境界線のあれこれ 92 松江と米子

一畑電車宍道湖の北岸沿いに走ると終点は松江しんじ湖温泉駅で、JR松江駅とは離れています。

どうせならJRの近くまで線路を伸ばせば便利そうなのですが、何か歴史とか地形とかの理由があるのでしょうか。

駅名に温泉とついていますが、宍道湖湖畔の平坦な場所です。

 

ここから10分ほど歩くと松江城址があります。地図をながめて計画をたてていた時に、松江城の堀とその周囲にある運河のような水色の部分を歩いてみたいと思いました。

そして、宍道湖と中海をつなぐ大橋川、剣先川、朝酌川とその間を網の目のようにつなぐ複雑な水路と中洲のような場所を見て、JRで米子駅まで戻るという計画でした。

計画段階では気が大きくなりますから、地図を見ているだけでいくらでも歩けてしまいそうになります。

 

実際に松江城址まで歩いてみると、まっすぐJR松江駅まで向かう体力ぐらいしか残っていなさそうでしたし、日も暮れ始めていました。

 

松江城の周囲は、水路が残されている場所や、以前は水路だったのだろうなと思う場所が美しく街をつくっていました。帰宅途中の元気な小学生とすれ違いましたが、水路を見ているだけで一世紀とか二世紀ぐらいの歴史を想像できそうな街で育つのはうらやましいかぎりです。

 

松江城はそれほど高いつくりではなかったのですが、天守閣まで行くのはあきらめ、そのまま大橋川を渡って、松江駅に向かいました。

大橋川を渡ると宍道湖畔に沿って白潟公園があり、夕陽が出雲大社のある方向へ向かって落ちて行くのをしばらく眺めました。方向感覚がまたおかしくなりながら。

 

しだいに薄暗くなる街の中を、帰宅する人の姿や車も増えてきました。

私の生活では、人を押しのけるように電車に乗って帰宅する気ぜわしい時間です。こうして湖のそばの夕景を見ながらだと、心の持ちようが違いそうですね。

 

松江駅から米子行きのJRの列車に乗る頃にはあたりは真っ暗で、帰宅する人でいっぱいになりました。36分ほどで、今夜の宿がある米子に到着しました。

 

*松江と米子、島根と鳥取の境界線*

 

米子のホテルでテレビをつけたら、あれ?私は今どちらの県にいるのだろうと少し混乱しました。
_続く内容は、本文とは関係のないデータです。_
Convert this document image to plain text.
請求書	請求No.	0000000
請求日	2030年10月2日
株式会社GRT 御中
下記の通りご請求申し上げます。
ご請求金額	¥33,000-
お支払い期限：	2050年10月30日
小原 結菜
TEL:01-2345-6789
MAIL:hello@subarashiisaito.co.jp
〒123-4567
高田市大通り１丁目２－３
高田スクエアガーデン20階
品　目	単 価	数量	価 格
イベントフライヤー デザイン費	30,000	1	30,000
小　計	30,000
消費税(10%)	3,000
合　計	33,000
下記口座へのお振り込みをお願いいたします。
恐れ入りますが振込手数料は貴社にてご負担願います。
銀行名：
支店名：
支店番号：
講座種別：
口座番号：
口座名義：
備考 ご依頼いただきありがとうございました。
というのも、島根県鳥取県の2県分の天気予報やニュースを伝えているだけでなく、どちらかというと松江の話題がたまたまかもしれないのですが多く放送されていました。

たしか米子鳥取県のはずともう一度、地図を見直しました。

米子駅の2kmほどのところが島根県との県境で、その県境はそのまま中海の中を境港市まで続き、境水道では対岸の半島部分は島根県という県境そのものの場所です。

実際に行こうと決めてから地図をじっくりと見ていたので、いまでは島根県鳥取県の県境をかなりはっきりと頭の中に思い描くことができるようになりました。

 

松江と米子はJRだと28.9kmで、東京駅と横浜駅間ぐらいの距離のようです。

松江市では「鳥取県米子市とともに中海・宍道湖経済圏の中核を担う」と書かれています。

「中海・宍道湖経済圏」という境界線もあるのですね。

 

むしろ、明治時代にここに県境が決まったのはどういう経緯なのか、そちらの方が気になりますね。